The public’s affection for the NHS is
beyond question, but Health care is under huge pressure. Overstretched budgets, rising costs, staff shortages, increased demand, alongside new technology and innovation, all increase the likelihood of safety incidents. With around 100 serious safety incidents reported daily across the NHS -a rate largely unchanged over the past two decades- we need to find more effective ways to guarantee patient safety. Analyses of safety incidents have revealed a wide range of contributing factors and the blameless staff often inherit existing system problems. For example, staff shortages can mean higher workloads, which increase turnover and create further staff shortages. Attempted alleviation through hiring temporary staff brings unfamiliarity with the workplace, which leads to more interruptions and ironically a workload increase. It’s fertile ground for mistakes to occur. Systems-thinking therefore encourages the view that incidents are NOT usually caused by a single catastrophic decision or action, but by dynamic interactions between
people, tasks, technology and working conditions including management, regulation and policy, which typically escape analysis. Let’s take an example of a medication error. The diabetes specialist nurse writes the recommended dosage using an assessment form. A busy prescribing doctor misreads it and prescribes 100 units instead of 10. The outcome? The patient is discharged but soon after readmitted to an already overworked Emergency Department. Root cause analysis identifies the mistake and may recommend retraining and personal reflection by those involved. Certainly, next time, the doctor will take more care. But what if, next time, it’s a different doctor? The same incident could happen again. Systems-thinking allows us to explore the underlying dynamic interactions between people, technologies
and policies within and across levels of the whole systems. It highlights a clear feedback mechanism for a purchasing team, regulatory bodies and manufacturers regarding the confusion risk in the medicine name and requests improvement. It gives the prescribing responsibility to the specialist nurse so that the number of potentially unsafe interactions can be reduced regardless of changes of staff. It identifies the need for an adequate workload level and recommend staff be reminded of their responsibility to voice their queries. As systems-thinking relies on more than single actions by individuals. It offers an opportunity for longer-term learning and lasting change. And if immediate action is impossible, organizations at the very least
accumulate an evidence base for future changes. By empowering people to speak up
and use their skills and knowledge to act safely, systems-thinking places
emphasis on staff as a resource for safety rather than a potential source of
problems. If you’re looking for effective and sustainable ways to prevent patient harm from incidents, embrace and encourage systems thinking in your investigations. For more information, please visit our website.

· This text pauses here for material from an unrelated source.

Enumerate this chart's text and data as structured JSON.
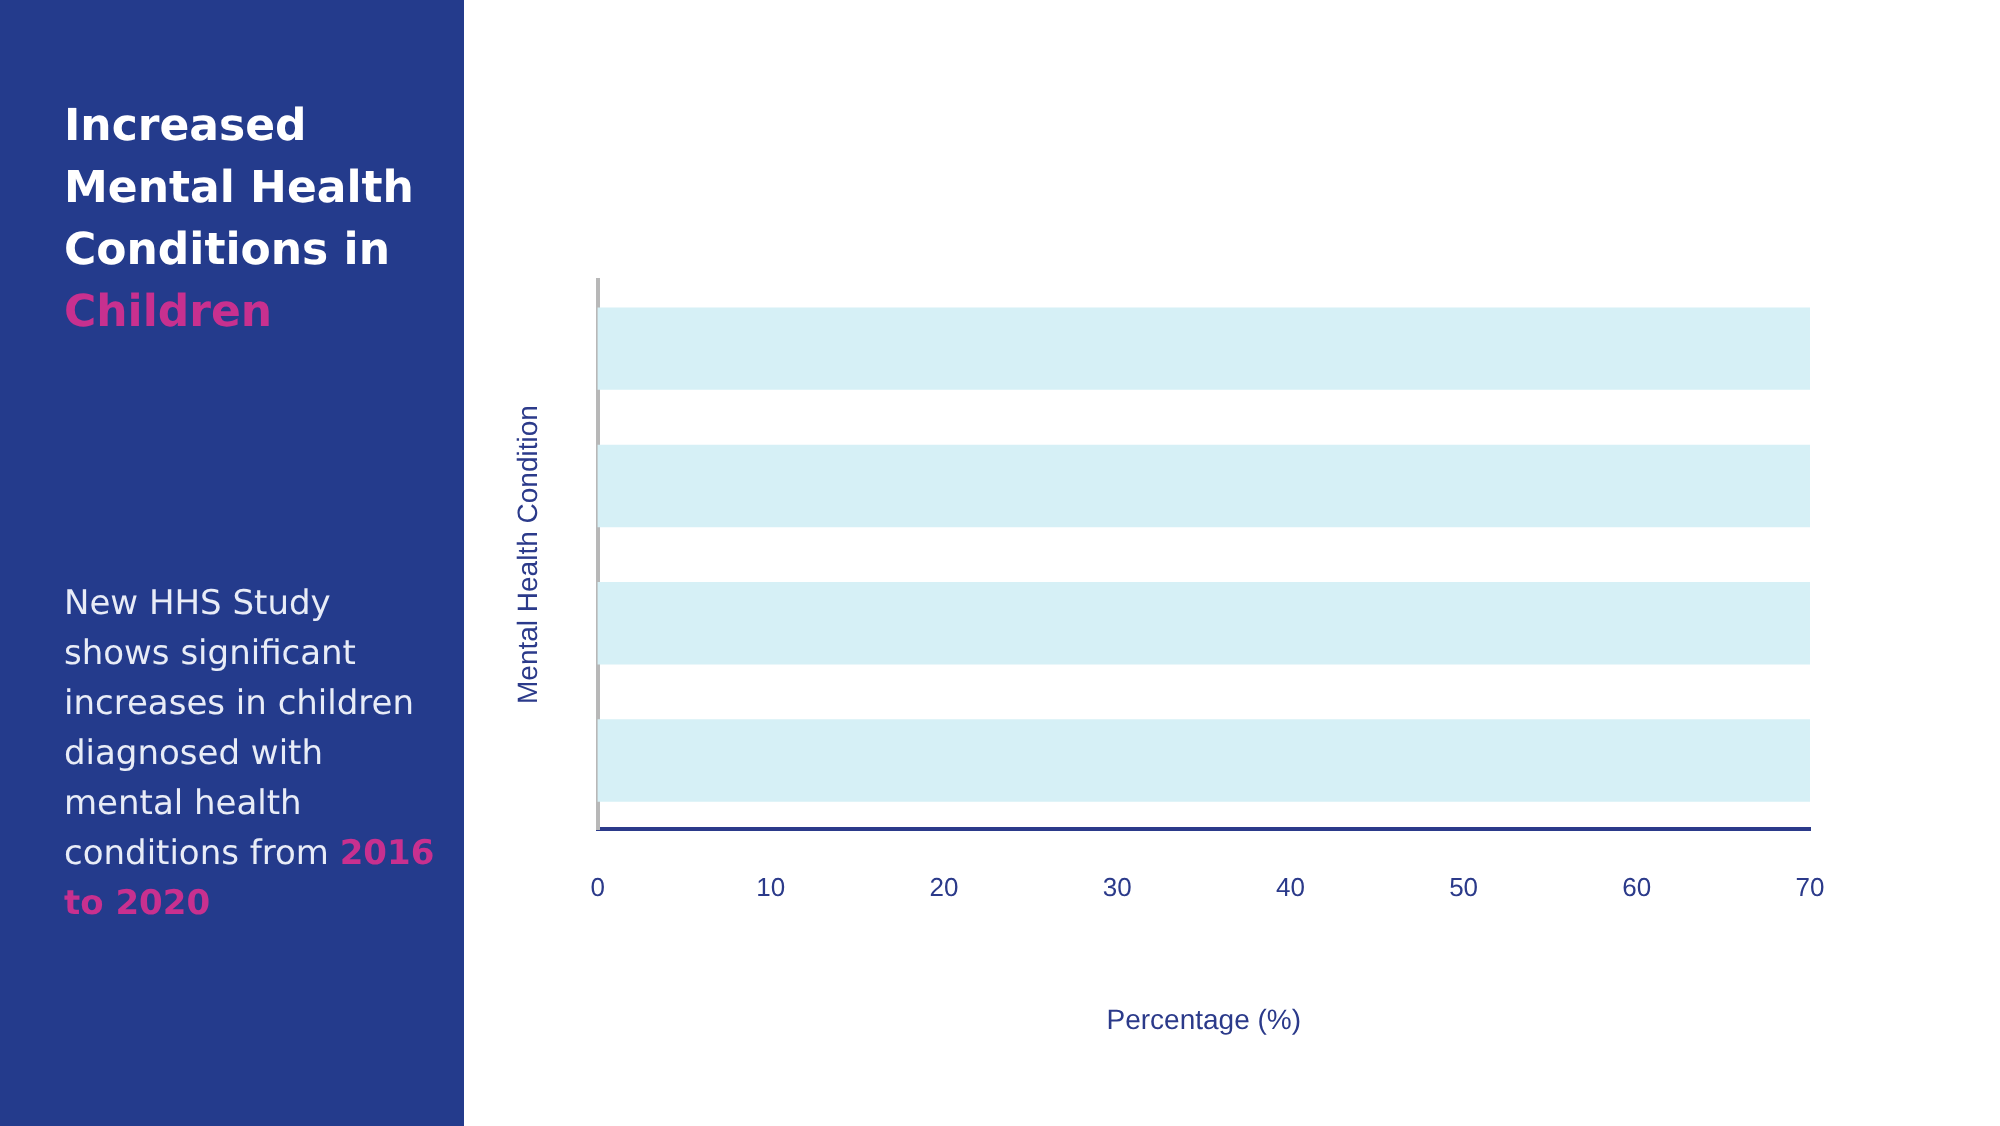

2 Replies to “Award-Winning Animation: SystemsThinking – A New Direction in Healthcare Incident Investigation”

  1. There is a mention here about systems problems and systems thinking. The AcciMap, while not a full systems analysis, moves in that direction, but the solution proposed here is not a systems intervention. It may be an effective solution for this problem (although that would have to be evaluated) but the concern with non-systems interventions is that they fix a local issue but might compromise safety somewhere else. For this to be a systems solution, we would have to take this insight that communications pass through too many people and think about whether that is happening in other parts of the system and possibly throughout the system. A systems intervention would then target a systems-wide redesign. The problem with the AcciMap strategy and, as far as I can tell, every other form of hazard analysis, is that there is no explicit design strategy. I suspect that is because analysts think that the hard part in all of this is to identify the hazard and they think that once the hazard is identified, the solution is obvious. In human systems at least, that is rarely the case.

  2. Thank you Gyuchan. Great video. It is especially interesting to me that Root Cause Analysis, in your video, is framed as an NHS 'performance-management tool' targeting clinician errors. This was never the intention when RCAs were introduced to Australian Healthcare. Instead it was meant as a 'systems-oriented' tool that was supposed to avoid blame. However (aside from the obvious shortcomings of applying RCA methodology in complex systems) there is a fundamental problem that healthcare executives and clinicians have not yet understood: when a serious adverse – analysis for determining accountability, and analysis for preventing future adverse events. Both processes are important and necessary (yes, some unsafe acts are blameworthy), but should be kept separate – otherwise any well-intended systems improvement tool (RCA/London Protocol etc) just becomes another (albeit more sophisticated) blame weapon.